India should protect Rohingya refugees: Fortify Rights

January 24, 2019
India should ensure protections for Rohingya refugees and not force them out of the country, Fortify Rights said today.

“Indian authorities beat and threatened Rohingya refugees, forcing some to flee to Bangladesh in recent days and weeks,” the rights body said in a statement.

Matthew Smith, chief executive officer at Fortify Rights, said, “India should urgently protect Rohingya genocide survivors seeking safety and not force them out of the country.”

“Refugees should never be imprisoned based on their status as refugees. Indian Prime Minister Narendra Modi’s government should immediately release detained refugees, provide the United Nations (UN) access to them, and protect all survivors of atrocities,” he said.

According to the statement, Fortify Rights interviewed six Rohingya refugees—including two women—who fled from India to Bangladesh though they were recognised as refugees by the United Nations High Commissioner for Refugees (UNHCR) in India
“Living in India is not safe anymore,” a Rohingya refugee man, 39, recently forced out of India told Fortify Rights. He arrived in Bangladesh from India on January 15 and is now staying at a refugee transit center for new arrivals in Kutupalong refugee camp in Bangladesh’s Cox’s Bazar.

The refugee explained the situation in India, saying they have to pay bribes, and the authorities threaten to force them back to Myanmar.

“My UNHCR card does not help anymore. The Indian authorities came to my house to try to force me to fill out a form with all my biometric information to send me back to Myanmar. After this I was very fearful. I fled,” the rights body quoted the Rohingya man.

Indian Border Security Forces (BSF) reportedly had forced 31 Rohingya refugees towards Bangladesh this week, and then Bangladesh authorities had blocked the group from entering Bangladesh, trapping them on the India-Bangladesh border in a “no man’s land” area near Brahmanbaria.

Indian authorities subsequently arrested and put them in custody in Tripura.

More than 1,300 Rohingya refugees crossed into Bangladesh from India since May 2018, according to Bangladesh’s Refugee Relief and Repatriation Commissioner Abul Kalam.

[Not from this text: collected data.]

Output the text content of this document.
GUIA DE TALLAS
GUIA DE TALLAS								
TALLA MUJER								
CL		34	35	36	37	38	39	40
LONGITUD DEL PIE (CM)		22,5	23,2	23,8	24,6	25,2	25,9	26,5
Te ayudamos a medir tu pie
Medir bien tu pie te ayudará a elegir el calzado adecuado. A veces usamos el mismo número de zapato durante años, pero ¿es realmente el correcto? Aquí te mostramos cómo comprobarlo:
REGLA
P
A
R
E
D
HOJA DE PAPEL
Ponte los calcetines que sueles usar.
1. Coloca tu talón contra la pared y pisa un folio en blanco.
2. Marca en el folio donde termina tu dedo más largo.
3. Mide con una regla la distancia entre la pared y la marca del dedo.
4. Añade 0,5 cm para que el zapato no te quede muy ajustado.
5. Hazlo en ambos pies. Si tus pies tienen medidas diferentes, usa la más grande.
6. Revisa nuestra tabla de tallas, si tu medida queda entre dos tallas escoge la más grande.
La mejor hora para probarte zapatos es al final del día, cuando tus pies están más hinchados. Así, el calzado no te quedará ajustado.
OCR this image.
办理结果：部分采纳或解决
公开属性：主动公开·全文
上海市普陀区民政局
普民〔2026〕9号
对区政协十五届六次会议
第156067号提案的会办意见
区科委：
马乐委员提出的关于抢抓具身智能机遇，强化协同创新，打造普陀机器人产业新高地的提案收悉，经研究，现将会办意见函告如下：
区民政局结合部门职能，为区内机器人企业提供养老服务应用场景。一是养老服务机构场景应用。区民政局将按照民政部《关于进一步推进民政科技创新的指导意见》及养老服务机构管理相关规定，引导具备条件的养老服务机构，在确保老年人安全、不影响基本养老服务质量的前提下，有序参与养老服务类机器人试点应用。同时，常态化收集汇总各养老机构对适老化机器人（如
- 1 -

However, the numbers are believed to be much higher.

According to the Indian government, there are an estimated 40,000 Rohingya refugees in India,and estimated 18,000 of them are registered with UNHCR. Many of them escaped mass atrocities in Myanmar since 2012.

Earlier this month, Indian authorities reportedly refouled a Rohingya family of five to Myanmar and, in October 2018, forcibly deported seven Rohingyas to Rakhine though under customary international law, the principle of non-refoulement prohibits states from returning any person on its territory or under its jurisdiction to a country where they may face persecution.

Article 3 of the UN Convention against Torture and Other Cruel, Inhuman or Degrading Treatment or Punishment, to which India is a party, states: “No State Party shall expel, return (‘refoul’) or extradite a person to another State where there are substantial grounds for believing that he [or she] would be in danger of being subjected to torture.”

UN experts have found that conditions are not conducive for Rohingyas to return to Myanmar. For example, on October 24, 2018, the UN Fact Finding Mission Chair Marzuki Darusman warned that the hundreds of thousands of Rohingya who remain in Myanmar still face “an ongoing genocide.”

Fortify Rights urged India and Bangladesh to take coordinated action to address root causes in Myanmar and protect refugees seeking safety.

Matthew Smith said, “Safe returns are inextricably linked to legal accountability for perpetrators of mass atrocities in Myanmar. India should join Bangladesh in working with other UN member states to ensure criminal prosecutions for atrocities committed against Rohingyas in Myanmar.”